Saving for High Definition

bjrohner wrote on 5/15/2006, 7:26 AM
I've had my old home movies captured to a hard drive using uncompressed Black Magic codec. (lower field first) which they told me would be excellent for making high definition movies when the time was right.

What I want to do is edit these files to place them in order, remove the garbage,ect.
and archive them to include in a high definition movie for playback on my plasma TV when the disc burning and playback equipment become available.

I've tried test clips using:
default (uncompressed) which doesn't look very good on the computer
NTSC DV(uncompressed) which is lower field first and looks good.
1080i intermediate which says it is upper field first and the video was distorted and had lines in it on my computer.
720p intermediate which looked the best.

Since I'm viewing these test clips on my computer, I don't know how to actually select the best one to use for saving my files. (does progressive always look better on a computer, is the 1080i distorted only on the computer because of the aspect ratio).

I would appreciate any recomendation from you wizz kids as to the best way to save after editing.
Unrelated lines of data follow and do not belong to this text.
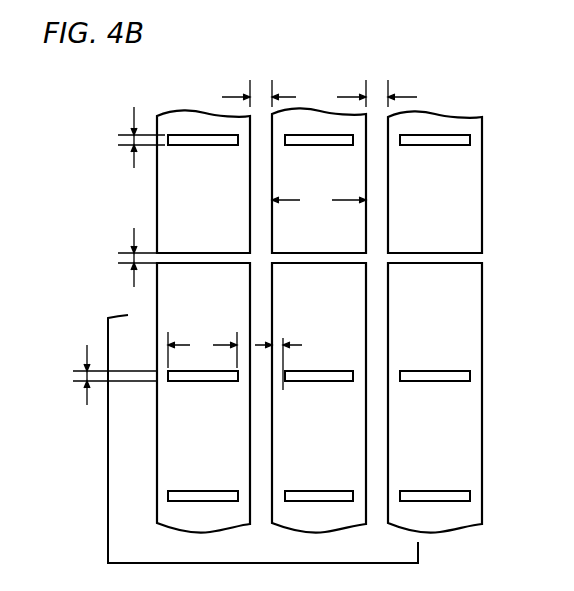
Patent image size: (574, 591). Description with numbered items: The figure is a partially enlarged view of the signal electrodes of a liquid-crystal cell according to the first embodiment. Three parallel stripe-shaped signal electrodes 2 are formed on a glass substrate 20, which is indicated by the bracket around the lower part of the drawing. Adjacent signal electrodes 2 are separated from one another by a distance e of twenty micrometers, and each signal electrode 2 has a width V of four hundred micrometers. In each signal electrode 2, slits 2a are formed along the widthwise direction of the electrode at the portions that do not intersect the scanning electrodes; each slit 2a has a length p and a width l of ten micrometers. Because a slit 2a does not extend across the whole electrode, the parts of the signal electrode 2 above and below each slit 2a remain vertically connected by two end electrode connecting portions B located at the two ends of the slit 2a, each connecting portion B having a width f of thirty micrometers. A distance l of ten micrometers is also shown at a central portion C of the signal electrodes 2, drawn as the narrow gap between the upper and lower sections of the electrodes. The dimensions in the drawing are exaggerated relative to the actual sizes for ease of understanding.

The signal electrode 2 is at (230, 521).
The slit 2a is at (198, 139).
The glass substrate 20 is at (118, 543).
The end electrode connecting portion B is at (284, 143).
The central portion C is at (482, 262).
The width of signal electrode V is at (319, 201).
The distance between adjacent signal electrodes e is at (319, 94).
The length of slit p is at (202, 350).
The width of connecting portion f is at (284, 342).
The width of slit l is at (120, 138).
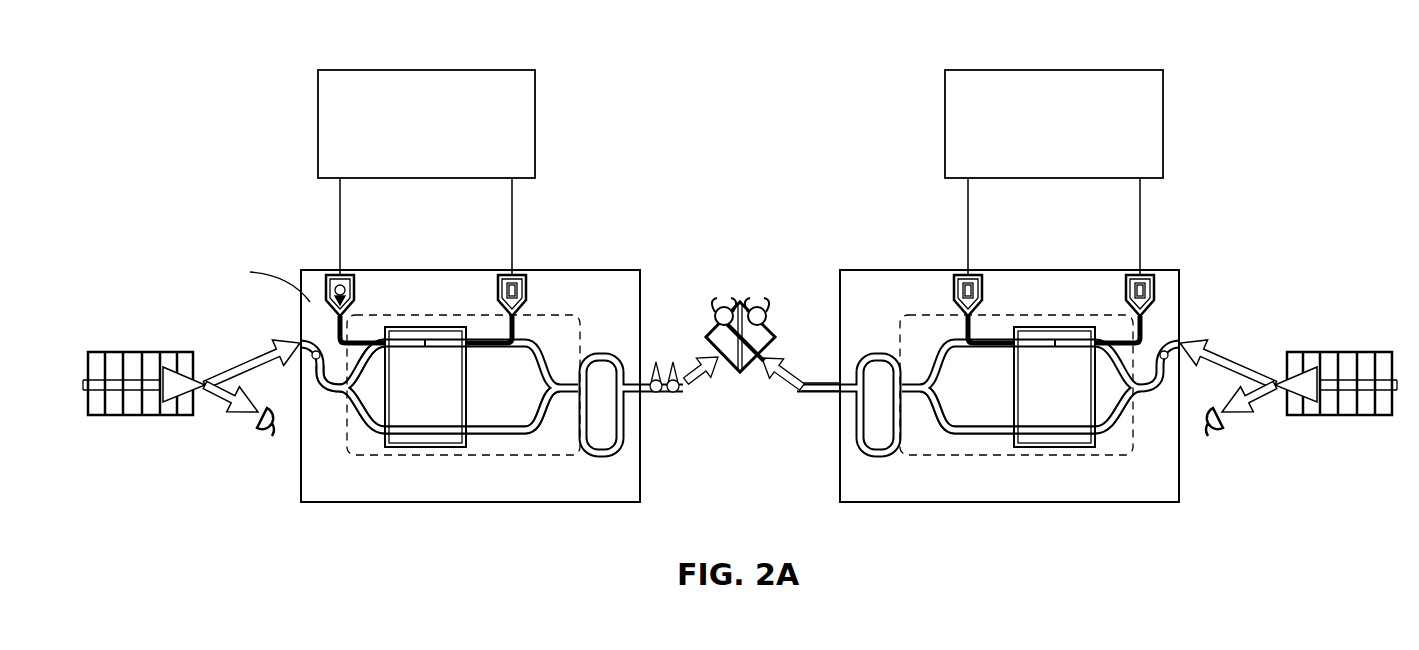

I have tons of hard drive and don't really care about the file size or time it takes to render.

Thank You
Bob

Comments

Spot|DSE wrote on 5/15/2006, 7:08 PM
Computers display interlaced badly, because computers are progressive scan only. Played out to an HD display, they'll display correctly without the interlace artifacts messing you up.
1080i is just the opposite of what you've stored. I'd recommend either sticking with the UFF for HD, or converting to progressive, which will cost you a small amount of resolution.
The 1080 should NOT be distorted due to aspect ratio. You should be viewing uncompressed HD files as 1920 x 1080i with an aspect of 1.0. Anything otherwise will result in distortion.